Palestinian anger over the Abraham Accords
Not everyone was excited about the Abraham Accords. Palestinians and their advocates challenged Israel and her supporters by asking what was achieved by the Accords. They pointed out that Israel was never at war with the UAE, Bahrain, Morrocco, or the Sudan. They argued these agreements were mostly for show and didn’t help Israel or the region at all.
PALESTINIANS ALSO argued against the Abraham Accords, positing that not only did they achieve very little, but they also damaged Israel’s prospects for peace and made the region a much more dangerous place. Their argument assumed that the Abraham Accords were built on the premise that Israel could dodge the Palestinians, and deal with them while normalizing with Arab gulf states.
Their reasoning further claimed that Palestinians took umbrage at the Abraham Accords. They were inflamed by being sidestepped in favor of other Arab countries and began planning their revenge.
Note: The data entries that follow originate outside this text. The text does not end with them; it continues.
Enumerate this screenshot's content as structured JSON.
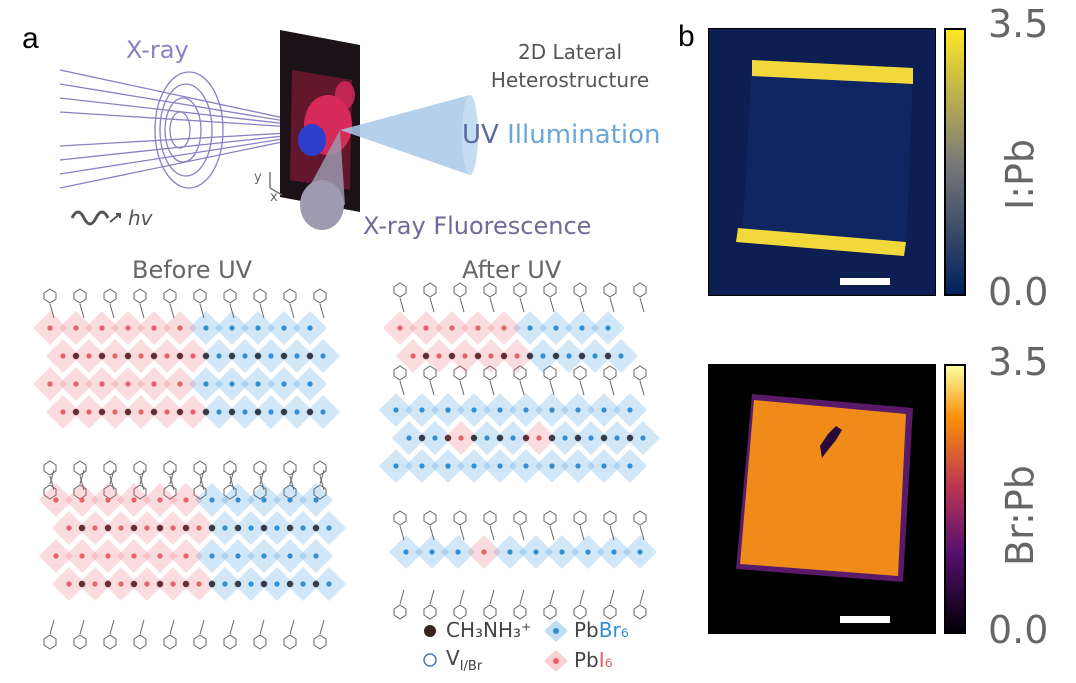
{
  "panel_a": {
    "letter": "a",
    "xray_label": "X-ray",
    "hv_label": "hv",
    "heterostructure_line1": "2D Lateral",
    "heterostructure_line2": "Heterostructure",
    "uv_word": "UV",
    "illumination_word": "Illumination",
    "fluorescence_label": "X-ray Fluorescence",
    "axis_y": "y",
    "axis_x": "x",
    "before_title": "Before UV",
    "after_title": "After UV",
    "legend": {
      "ch3nh3": "CH₃NH₃⁺",
      "vacancy": "V",
      "vacancy_sub": "I/Br",
      "pbbr6_prefix": "Pb",
      "pbbr6_element": "Br₆",
      "pbi6_prefix": "Pb",
      "pbi6_element": "I₆"
    }
  },
  "panel_b": {
    "letter": "b",
    "top_map": {
      "colorbar_max": "3.5",
      "colorbar_min": "0.0",
      "label": "I:Pb"
    },
    "bottom_map": {
      "colorbar_max": "3.5",
      "colorbar_min": "0.0",
      "label": "Br:Pb"
    }
  },
  "colors": {
    "iodide_red": "#e8606a",
    "bromide_blue": "#2f8fd6",
    "xray_purple": "#8a80c4",
    "uv_blue": "#6aa6d8",
    "map_bg_top": "#0d1f52",
    "map_edge_yellow": "#f2d83a",
    "map_fill_orange": "#f08a18"
  }
}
They were dead set on stopping any further agreements between Israel and Arab countries, especially with Saudi Arabia. When the rumors began that Israel was going to be signing a deal with the Saudis, the Palestinians, represented by Hamas, attacked on October 7. Their argument surmised that the Palestinians demonstrated that not only did the Abraham Accords not make Israel safer, but, bypassing the Palestinians, it made Israel much less safe.
It’s important to answer these claims by noting that the goal of the Abraham Accords wasn’t to make Israel safer from the threat of Palestinian terrorists, but from Iranian nuclear aggression. Reasoning that the Abraham Accords should have solved all of Israel’s security issues and then calling them a failure when they didn’t, set an impossible-to-meet metric for the Accords. The Abraham Accords were signed to strengthen the global coalition opposing Iran and open up new avenues of trade and cooperation in non-traditional areas.
The Abraham Accords didn’t encourage Palestinian terrorism or the Simchat Torah massacre on October 7. Palestinians have used terror as a manifestation of their hate of Jews long before 1948, going back to riots in 1834. Terrorism and violence has been the traditional Palestinian reaction to Jews, and later on in their development, to Zionism and the State of Israel.
The Hamas and Palestinian attacks on October 7 were precipitated by a Palestinian culture of hate and violence.
Zionists will stay true to their philosophy of striving to make peace with all of their neighbors. The Palestinians and their supporters should ask why some Arab countries can make peace with Israel while the Palestinian response – for over 100 years - has been terror and hate. The international community is looking for a restart at the end of the war in Gaza. A healthy first step would be a change in the Palestinian approach – from rejection and terrorism against Israel to acceptance and peace with Israel.
The writer is a Zionist educator at institutions around the world and recently published a new book, Zionism Today.